Misbruik van procesrecht in burgerlijke zaken; alleen een rechtvaardig doel heiligt de middelen

bron: bundel van het Wetenschappelijk Bureau bij de Hoge Raad ter gelegenheid van zijn 25-jarig bestaan (getiteld: WB der Nederlanden), Nijmegen 2003, blz. 71-84


Procesrechtsmisbruik heeft in de vorige eeuw veel aandacht gekregen. Van een duidelijke en een onbetwiste leer van misbruik van procesrecht is lange tijd geen sprake geweest. Rodenburg heeft de problematiek in 1985 in kaart gebracht in het licht van de voorgestelde misbruikbepalingen in het huidige artikel 3:13 BW. Na 1992 hebben de criteria in artikel 3:13 lid 2, via de schakelbepaling artikel 3:15, ook in het burgerlijk procesrecht in diverse misbruiksituaties toepassing gevonden. De laatste tijd geniet het leerstuk procesrechtsmisbruik nationaal en supranationaal een ruime belangstelling. Naast de internationale studie naar de wereldwijde ‘crisis’ in civiele rechtspleging verscheen in 1999 een belangwekkend rechtsvergelijkend onderzoek naar misbruik van procesrecht. Hier te lande hebben Van der Wiel en Van der Kwaak recent voor de sanctionering ervan aandacht gevraagd en hebben Asser, Vranken en Groen in hun Interimrapport voor fundamentele herbezinning grenzen van het processueel toelaatbare aangewezen. Ook de Hoge Raad lijkt vaker te moeten beslissen over de betamelijkheid van de wijze waarop de bevoegdheden van procesrecht worden uitgeoefend. Deze bijdrage gaat over de wijze waarop in het burgerlijk procesrecht met misbruik wordt omgegaan. Na een schets van het ‘strijdtoneel’ waar gedingvoerende partijen ten overstaan van de overheidsrechter processuele bevoegdheden uitoefenen en een analyse van het positieve recht en de jurisprudentie van de Hoge Raad, wordt aan het slot bekeken of en, zo ja, hoe juridische stalking kan worden tegengegaan.

Menno Bruning

Misbruik van procesrecht in burgerlijke zaken;

alleen een rechtvaardig doel heiligt de middelen

 

‘Interesse ist die unerläβliche Voraussetzung einer jeden Handlung – ein Handeln ohne Interesse ist ein eben solches Unding als ein Handeln ohne Zweck (…).’[1]

 

1 Inleiding

In een langslepend geschil tussen voormalige zakenpartners en hun familieleden over het stranden van een samenwerkingsverband heeft de rechtbank te Almelo in een uitvoerbaar bij voorraad verklaard vonnis van 14 augustus 2002, NJ 2002, 491 een opmerkelijke uitspraak gedaan. Het was één van vele gerechtelijke procedures. De daar gedaagde partijen hadden in reconventie gevorderd om de eisers te bevelen direct of indirect, alleen of met anderen, geen juridische procedures meer tegen hen aan te spannen, op straffe van een dwangsom. De rechtbank heeft deze vordering tot het staken van de zogenoemde ‘juridische stalking’ toegewezen omdat, kort gezegd, voortgezet procederen in nieuw aan te brengen zaken misbruik zou opleveren van de in de wet opengestelde rechtsmiddelen en een onevenredige verhouding zou bestaan tussen het daarmee gediende belang van de eisers en de belangen van de gedaagden.

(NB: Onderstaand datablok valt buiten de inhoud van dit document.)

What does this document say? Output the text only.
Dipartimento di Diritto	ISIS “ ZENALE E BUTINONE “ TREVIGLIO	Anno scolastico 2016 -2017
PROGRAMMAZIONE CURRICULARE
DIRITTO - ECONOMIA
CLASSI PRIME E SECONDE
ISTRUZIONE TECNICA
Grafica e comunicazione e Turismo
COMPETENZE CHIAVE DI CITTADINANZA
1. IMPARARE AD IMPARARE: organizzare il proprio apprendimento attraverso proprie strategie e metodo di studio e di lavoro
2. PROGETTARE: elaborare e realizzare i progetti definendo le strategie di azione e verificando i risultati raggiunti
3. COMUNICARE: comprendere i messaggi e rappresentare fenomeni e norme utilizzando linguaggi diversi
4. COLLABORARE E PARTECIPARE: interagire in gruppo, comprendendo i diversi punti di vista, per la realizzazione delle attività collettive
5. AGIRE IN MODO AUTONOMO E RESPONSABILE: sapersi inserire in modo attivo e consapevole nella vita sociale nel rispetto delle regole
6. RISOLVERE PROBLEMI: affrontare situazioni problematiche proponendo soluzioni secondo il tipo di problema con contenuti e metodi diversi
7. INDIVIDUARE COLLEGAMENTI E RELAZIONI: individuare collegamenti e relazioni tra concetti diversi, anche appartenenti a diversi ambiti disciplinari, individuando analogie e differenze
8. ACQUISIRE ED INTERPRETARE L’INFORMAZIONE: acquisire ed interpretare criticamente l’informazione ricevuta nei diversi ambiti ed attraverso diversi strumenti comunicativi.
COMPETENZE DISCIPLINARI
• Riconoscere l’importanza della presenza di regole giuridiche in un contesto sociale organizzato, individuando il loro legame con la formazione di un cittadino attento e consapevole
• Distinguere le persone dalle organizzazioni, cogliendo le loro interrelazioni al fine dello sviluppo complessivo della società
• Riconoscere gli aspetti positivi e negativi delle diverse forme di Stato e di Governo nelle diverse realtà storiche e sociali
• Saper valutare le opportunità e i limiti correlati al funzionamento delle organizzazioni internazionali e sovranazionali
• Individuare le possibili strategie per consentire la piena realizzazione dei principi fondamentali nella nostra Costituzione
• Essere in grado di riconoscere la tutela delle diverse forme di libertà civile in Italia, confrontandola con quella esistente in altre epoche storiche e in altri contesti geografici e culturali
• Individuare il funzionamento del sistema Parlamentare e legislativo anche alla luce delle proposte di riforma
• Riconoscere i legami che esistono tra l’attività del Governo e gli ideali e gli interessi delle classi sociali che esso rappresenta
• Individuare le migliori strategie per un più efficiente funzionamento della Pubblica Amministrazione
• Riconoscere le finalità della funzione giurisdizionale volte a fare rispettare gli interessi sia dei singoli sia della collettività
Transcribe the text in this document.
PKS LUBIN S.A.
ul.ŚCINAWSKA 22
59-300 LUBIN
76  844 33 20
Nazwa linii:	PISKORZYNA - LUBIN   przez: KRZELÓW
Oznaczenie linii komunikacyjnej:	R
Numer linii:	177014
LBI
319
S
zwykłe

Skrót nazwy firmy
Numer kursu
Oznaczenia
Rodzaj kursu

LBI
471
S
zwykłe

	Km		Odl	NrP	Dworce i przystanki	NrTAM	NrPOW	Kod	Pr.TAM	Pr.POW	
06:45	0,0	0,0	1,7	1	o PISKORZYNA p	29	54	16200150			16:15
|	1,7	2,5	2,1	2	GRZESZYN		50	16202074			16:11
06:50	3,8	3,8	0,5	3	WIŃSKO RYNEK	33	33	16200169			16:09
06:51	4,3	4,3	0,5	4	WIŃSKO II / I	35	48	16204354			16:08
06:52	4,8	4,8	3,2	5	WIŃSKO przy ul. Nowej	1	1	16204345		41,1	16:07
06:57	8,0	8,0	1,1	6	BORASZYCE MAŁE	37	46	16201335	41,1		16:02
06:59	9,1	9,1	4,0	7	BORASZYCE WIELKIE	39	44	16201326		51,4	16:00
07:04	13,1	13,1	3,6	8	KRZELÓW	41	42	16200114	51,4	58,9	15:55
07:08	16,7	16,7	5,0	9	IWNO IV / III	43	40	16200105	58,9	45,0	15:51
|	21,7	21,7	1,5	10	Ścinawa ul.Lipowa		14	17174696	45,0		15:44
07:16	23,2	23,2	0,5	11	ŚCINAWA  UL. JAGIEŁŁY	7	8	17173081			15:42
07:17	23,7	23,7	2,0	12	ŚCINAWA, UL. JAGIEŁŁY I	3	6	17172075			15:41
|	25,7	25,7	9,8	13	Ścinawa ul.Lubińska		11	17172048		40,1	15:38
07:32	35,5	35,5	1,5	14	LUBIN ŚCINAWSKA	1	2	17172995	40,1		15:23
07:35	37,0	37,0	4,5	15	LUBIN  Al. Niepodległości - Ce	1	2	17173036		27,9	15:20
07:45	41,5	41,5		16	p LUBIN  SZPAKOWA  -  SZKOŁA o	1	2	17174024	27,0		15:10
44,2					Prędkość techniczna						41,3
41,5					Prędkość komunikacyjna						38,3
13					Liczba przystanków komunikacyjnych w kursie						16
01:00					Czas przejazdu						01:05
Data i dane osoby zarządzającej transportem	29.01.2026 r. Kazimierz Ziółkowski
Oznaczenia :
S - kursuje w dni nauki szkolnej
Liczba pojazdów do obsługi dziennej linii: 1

         Juridische stalking is niet een gangbaar begrip, maar zal de lading dekken van het rechtsgevoel van diegenen die door proceslustige wederpartijen voortdurend in gerechtelijke procedures voor de overheidsrechter worden betrokken. Dit laat zich niet zelden zien in de meer principiële zaken over personen- en familierecht waarin de emotionele overwegingen kunnen meespelen bij het voeren van een proces voor de burgerlijke rechter (de alimentatiegeschillen en zaken over omgangsregelingen), maar ook in handelsconflicten waar concurrenten elkaar stelselmatig bestoken met procedures uit overwegingen van louter commerciële aard (publiciteit). In dergelijke gevallen doet zich het dilemma gevoelen of de gang naar de rechter in burgerlijke zaken steeds behoort open te staan en wanneer deze faciliteit wordt misbruikt.

         Als ik het goed zie, dan heeft de burgerlijke rechter in Nederland niet eerder een procedeerverbod uitgesproken.[2] Vorderingen tot een voortijdige beëindiging van aanhangige procedures zoals door de intrekking van een aangewend rechtsmiddel[3] worden daarentegen nog niet toegewezen. De beslissing van de rechtbank Almelo over een verder gebruik van de middelen tot handhaving van burgerlijke rechten en bevoegdheden uit het burgerlijk procesrecht is onder de omstandigheden van het geval niet onbegrijpelijk. De hier geslaakte noodkreet – ‘En nu is het afgelopen!’ – staat niet op zich, maar ligt in de lijn van de zoektocht die de afgelopen eeuw in de Nederlandse doctrine plaatsvindt naar het antwoord op de vraag in welke gevallen misbruik van procesrecht wordt gemaakt en wat de gevolgen ervan behoren te zijn.[4]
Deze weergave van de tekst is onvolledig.